(bo) Die Schwenninger Wild Wings sind in der ersten Pokalrunde ausgeschieden. In Füssen setzte es eine 4:5-Niederlage nach Penaltyschießen. Die Wild Wings gaben einen Zwei-Tore-Vorsprung aus der Hand und mussten sich im Penaltyschießen geschlagen geben.
Die Hausherren kamen mit viel Schwung aus der Kabine und sorgten gleich in der Anfangsphase für mächtig Trubel vor dem Schwenninger Kasten.
Nicht ganz überraschend dann die Führung für den EV Füssen in der vierten Spielminute durch Ruslan Beszshehasnyi.
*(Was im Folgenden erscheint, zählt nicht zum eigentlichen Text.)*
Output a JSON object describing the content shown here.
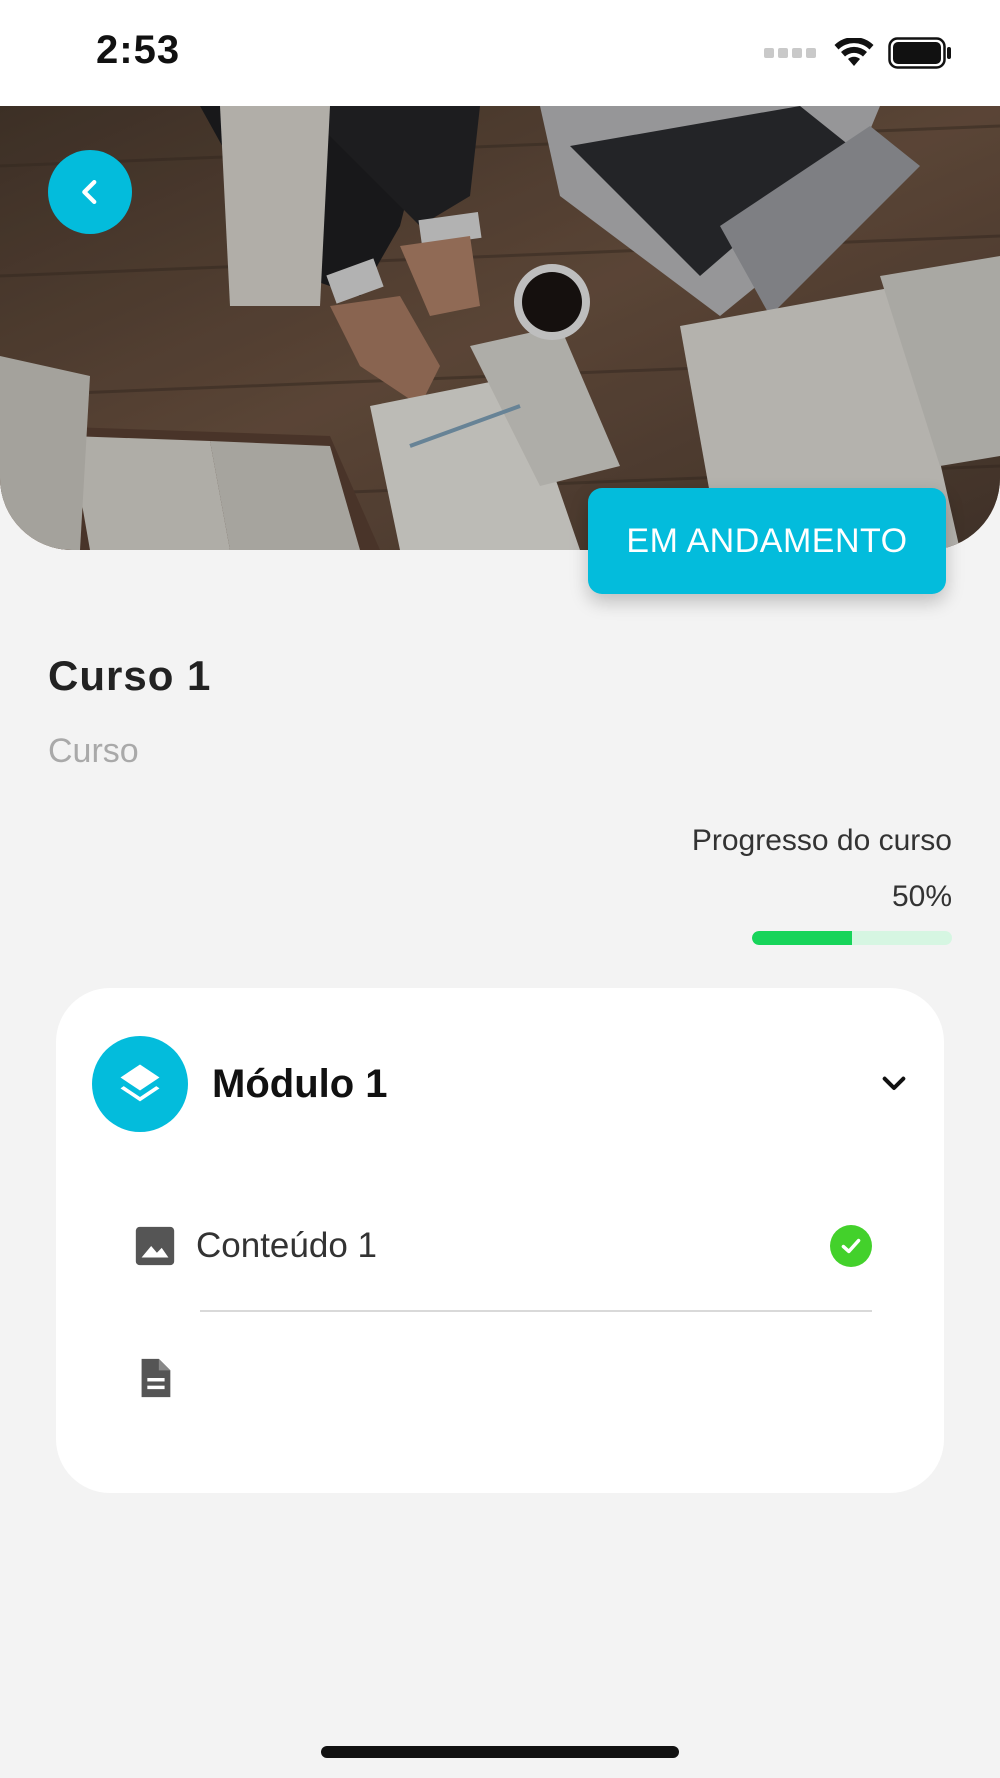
{
  "status_bar": {
    "time": "2:53",
    "icons": [
      "signal-icon",
      "wifi-icon",
      "battery-icon"
    ]
  },
  "hero": {
    "image": "business-meeting-photo",
    "back_icon": "chevron-left-icon"
  },
  "status_chip": {
    "label": "EM ANDAMENTO"
  },
  "course": {
    "title": "Curso 1",
    "type": "Curso",
    "progress_label": "Progresso do curso",
    "progress_text": "50%",
    "progress_fraction": 0.5
  },
  "module": {
    "title": "Módulo 1",
    "icon": "layers-icon",
    "expand_icon": "chevron-down-icon",
    "items": [
      {
        "label": "Conteúdo 1",
        "icon": "image-icon",
        "completed": true
      },
      {
        "label": "",
        "icon": "document-icon",
        "completed": false
      }
    ]
  },
  "colors": {
    "accent": "#03bcdc",
    "progress_fill": "#17d45a",
    "progress_track": "#d6f6e2",
    "check": "#43d12b",
    "background": "#f3f3f3"
  }
}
Der Angreifer der Allgäuer mit zu viel Freiraum vor dem Tor und er ließ sich nicht lange bitten und überwand Sinisa Martinovic im Kasten der Wild Wings.
Die Führung für den EV war aber gleichzeitig auch der Weckruf für die Wild Wings, die in der Folgezeit besser ins Spiel kamen. In der sechsten Spielminute scheiterte Marc Wittfoth noch an Keeper Andre Irrgang. Schwenningen aber weiter die aktivere Mannschaft und dies wurde dann auch belohnt. Zwar war beim Ausgleich durch Matthias Forster auch eine gehörige Portion Glück dabei, als der Angreifer einen Schuss von der blauen Linie mit dem Schlittschuh ins Tor ablenkte. 28 Sekunden später dann der nächste Treffer für die Wild Wings. Brock Hooton zeigte sich absolut kaltschnäuzig vor dem Tor und brachte seine Mannschaft zum ersten Mal an diesem Abend in Führung. Eine Minute vor der Drittelsirene hatte Radek Krestan sogar den dritten Schwenninger Treffer auf dem Schläger, doch Irrgang war erneut auf seinem Posten.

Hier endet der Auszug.